1Seattle Children's Hospital, Seattle, WA, USA, 2University of Washington, Seattle, WA, USA.

BACKGROUND: Caudal epidural analgesia (CEA) is a common analgesic technique performed for pediatric penile surgeries. Recent evidence has implicated an association between hypospadias fistulas and CEA. Additional risks of CEA include epidural related complications, motor blockade, urinary retention, and is contraindicated in children with lower back abnormalities or coagulopathy. The pudendal nerve block (PNB) is an effective analgesic alternative to CEA and lasts up to 12 hours post-injection. We demonstrate our initial experience employing PNB for ambulatory pediatric urology procedures.

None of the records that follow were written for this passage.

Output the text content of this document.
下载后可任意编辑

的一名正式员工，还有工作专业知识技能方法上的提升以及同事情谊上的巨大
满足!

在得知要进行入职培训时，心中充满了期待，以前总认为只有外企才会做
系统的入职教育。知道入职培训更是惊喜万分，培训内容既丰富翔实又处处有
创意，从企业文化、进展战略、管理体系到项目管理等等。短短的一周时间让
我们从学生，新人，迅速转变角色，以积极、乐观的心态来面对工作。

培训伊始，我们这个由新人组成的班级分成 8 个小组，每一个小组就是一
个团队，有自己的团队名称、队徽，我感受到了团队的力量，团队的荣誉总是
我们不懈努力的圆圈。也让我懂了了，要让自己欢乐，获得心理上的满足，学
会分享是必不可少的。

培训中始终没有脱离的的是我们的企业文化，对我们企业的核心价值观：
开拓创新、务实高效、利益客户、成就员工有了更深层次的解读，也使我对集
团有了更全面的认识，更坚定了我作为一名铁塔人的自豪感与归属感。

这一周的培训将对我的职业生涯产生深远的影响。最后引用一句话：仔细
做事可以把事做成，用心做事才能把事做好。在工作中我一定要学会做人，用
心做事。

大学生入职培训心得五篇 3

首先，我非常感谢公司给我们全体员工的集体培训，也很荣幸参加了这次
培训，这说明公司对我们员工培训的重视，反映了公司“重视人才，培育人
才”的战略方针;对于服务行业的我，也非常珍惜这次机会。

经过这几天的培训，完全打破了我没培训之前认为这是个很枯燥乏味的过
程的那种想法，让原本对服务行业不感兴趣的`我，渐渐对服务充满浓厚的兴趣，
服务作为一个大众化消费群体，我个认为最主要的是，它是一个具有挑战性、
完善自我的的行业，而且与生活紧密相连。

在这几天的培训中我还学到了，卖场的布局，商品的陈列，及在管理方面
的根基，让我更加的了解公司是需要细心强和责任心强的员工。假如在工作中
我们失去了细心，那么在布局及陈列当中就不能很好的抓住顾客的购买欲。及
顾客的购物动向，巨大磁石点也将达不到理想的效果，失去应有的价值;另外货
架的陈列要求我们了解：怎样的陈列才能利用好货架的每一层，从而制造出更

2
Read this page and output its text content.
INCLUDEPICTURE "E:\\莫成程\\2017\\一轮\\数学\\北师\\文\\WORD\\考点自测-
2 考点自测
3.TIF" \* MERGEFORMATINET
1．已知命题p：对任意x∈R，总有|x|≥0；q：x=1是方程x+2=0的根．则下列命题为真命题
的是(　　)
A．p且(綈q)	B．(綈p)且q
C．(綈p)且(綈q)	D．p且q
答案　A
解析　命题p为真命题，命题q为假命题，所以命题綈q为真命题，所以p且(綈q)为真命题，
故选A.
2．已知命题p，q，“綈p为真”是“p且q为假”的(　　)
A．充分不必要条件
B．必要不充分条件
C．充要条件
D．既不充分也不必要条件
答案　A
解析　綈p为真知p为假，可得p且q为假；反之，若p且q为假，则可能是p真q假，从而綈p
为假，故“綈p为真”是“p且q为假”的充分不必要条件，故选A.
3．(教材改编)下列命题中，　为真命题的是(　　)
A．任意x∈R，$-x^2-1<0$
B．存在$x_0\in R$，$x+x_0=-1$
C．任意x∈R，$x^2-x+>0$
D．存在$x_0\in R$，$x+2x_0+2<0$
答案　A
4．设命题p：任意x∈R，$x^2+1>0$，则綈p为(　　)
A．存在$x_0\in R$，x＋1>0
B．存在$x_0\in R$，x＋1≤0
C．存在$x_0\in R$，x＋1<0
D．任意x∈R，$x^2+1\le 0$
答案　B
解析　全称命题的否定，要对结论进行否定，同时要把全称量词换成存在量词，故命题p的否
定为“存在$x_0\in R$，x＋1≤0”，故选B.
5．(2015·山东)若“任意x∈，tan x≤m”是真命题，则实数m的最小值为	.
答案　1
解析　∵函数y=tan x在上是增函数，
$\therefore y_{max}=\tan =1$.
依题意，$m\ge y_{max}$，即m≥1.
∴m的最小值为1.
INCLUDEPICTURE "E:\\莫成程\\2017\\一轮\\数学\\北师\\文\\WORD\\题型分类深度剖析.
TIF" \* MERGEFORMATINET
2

METHODS: Using retrospective, non-randomized, time-series, observational real world data, a comparative effectiveness study of CEA and PNB was performed. Patients less than five years old, who underwent circumcision, hypospadias repair, congenital chordee repair, correction of penile angulation, buried penis repair with or without scrotoplasty, meatotomy, or lysis of penile adhesions between June 1, 2016 - December 31, 2018 for CEA and between January 1, 2018 - May 15, 2019 for PNB in an Ambulatory Surgery Center at a single institution were included. Post Anesthesia Care Unit (PACU) pain scores, anesthesia prep time (minutes), morphine rescue rates in PACU, emergence time (end of surgery to out of room - minutes), and length of recovery room stay (minutes) were determined. All PNBs were performed with 0.2% - 0.5% Ropivacaine (0.2-0.3 mL/kg) and all CEAs were performed with 0.2% Ropivacaine (0.5 - 1 mL/kg).
RESULTS:A total of 728 patients were identified; 591 and 137 received CEA and PNB, respectively. PNB were done using ultrasound guidance. Demographic data was comparable between the two cohorts. Anesthetic protocols are in Table 1. There was no special cause variation between CEA and PNB cohorts for pain score, 2.5 vs. 2.7 (Figure 1.); for anesthesia prep time 13.8 min vs. 12.7 min; for morphine rescue rates, 3.2% vs. 5.8%; emergence time, 7.0 min vs. 6.9 min; and PACU length of stay, 56.9 min vs. 59.1 min. (Table 2).
CONCLUSIONS: For pediatric penile surgeries, ultrasound-guided PNB is as effective as CEA. The simplicity and safety of the PNB as well as the equivalent results of our observational study warrants further prospective investigation and may reduce potential morbidity from caudal anesthesia.